The grievances and pleasures Blink-182’s songs express—the dumbness of adults, how weird sex is, how cool jokes are, how lonesome life can be—are the kinds of things that get worried over most loudly from ages twelve to eighteen. It’s tempting to think that our emotions become more complex and multitudinous when we grow up. But most of us continue following those same early tracks, the ones we gouged in adolescence; the whole spectrum of human experience, all that longing and self-doubt, is perfectly sketched out in those formative years. That’s where pop-punk lives. Its rawness lies not in the music but in the heady newness of those feelings.

This is, I think, at least partially why the band has endured. But I also wonder if we’re clinging to the sound—protecting it—as we would an endangered species. In 2016, a record like “Enema of the State” hits like a shot of oxygen. It’s revitalizing—and comforting, somehow—to revisit the sort of playful, featherbrained temperament made possible only by a decade in which prosperity and safety seemed nearly guaranteed. Most of the kids hollering along to the band’s discography at shows today never even knew a pre-9/11 world. I sometimes wonder, though, if the air has gotten too toxic for Blink-182’s brand of ribald goofiness.

Of course, Blink-182 looks different these days. DeLonge, who turned forty last year, has stopped touring with the band, although it is unclear whether he remains a member. (Matt Skiba, of Alkaline Trio, has been acting as his replacement.) Instead, DeLonge has committed himself to activities involving extraterrestrial life. Lately, he’s been giving loony-sounding quotes to magazines, like in April, when he told Rolling Stone, “I couldn't tell the band I was working with people in the government. . . . I have ten people that I'm working with that are at the highest levels of the Department of Defense and NASA and the military.
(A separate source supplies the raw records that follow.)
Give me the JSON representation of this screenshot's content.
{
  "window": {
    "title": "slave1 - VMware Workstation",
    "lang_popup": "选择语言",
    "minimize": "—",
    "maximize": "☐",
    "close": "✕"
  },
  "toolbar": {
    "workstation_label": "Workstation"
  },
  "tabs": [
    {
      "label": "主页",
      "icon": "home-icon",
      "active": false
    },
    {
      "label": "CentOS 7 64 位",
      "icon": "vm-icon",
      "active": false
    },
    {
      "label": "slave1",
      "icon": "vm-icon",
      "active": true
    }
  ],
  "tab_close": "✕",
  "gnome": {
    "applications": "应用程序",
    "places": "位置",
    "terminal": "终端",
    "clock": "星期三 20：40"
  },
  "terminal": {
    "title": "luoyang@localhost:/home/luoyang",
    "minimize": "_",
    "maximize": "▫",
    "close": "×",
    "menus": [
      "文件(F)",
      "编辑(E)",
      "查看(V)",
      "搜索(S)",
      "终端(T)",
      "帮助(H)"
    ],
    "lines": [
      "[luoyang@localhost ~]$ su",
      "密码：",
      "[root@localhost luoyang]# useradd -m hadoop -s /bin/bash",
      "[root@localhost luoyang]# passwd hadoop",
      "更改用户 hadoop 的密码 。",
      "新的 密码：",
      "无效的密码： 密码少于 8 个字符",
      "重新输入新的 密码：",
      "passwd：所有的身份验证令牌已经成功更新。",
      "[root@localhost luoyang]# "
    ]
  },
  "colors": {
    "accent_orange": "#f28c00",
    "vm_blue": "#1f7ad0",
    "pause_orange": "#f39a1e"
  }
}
Big shit, and no one knows this.” Which is good copy—who wouldn’t delight in the idea that the former guitarist of a terrifically juvenile pop-punk band is now colluding with government officials to untangle the mysteries of space?—until it begins to register that maybe something else is going on.

Or perhaps focussing one’s attention on celestial affairs is a reasonable way to deal with 2016. There is a palpable hunger for balms of any type right now, and, as it gets harder and harder to invent new ones, it makes sense that we’d turn, collectively, toward preëxisting expressions—toward songs or bands or genres that don’t feel marred by a vast pessimism. In that sense, pop-punk—and its ability to express foolishness and, by extension, true joy—feels eternal.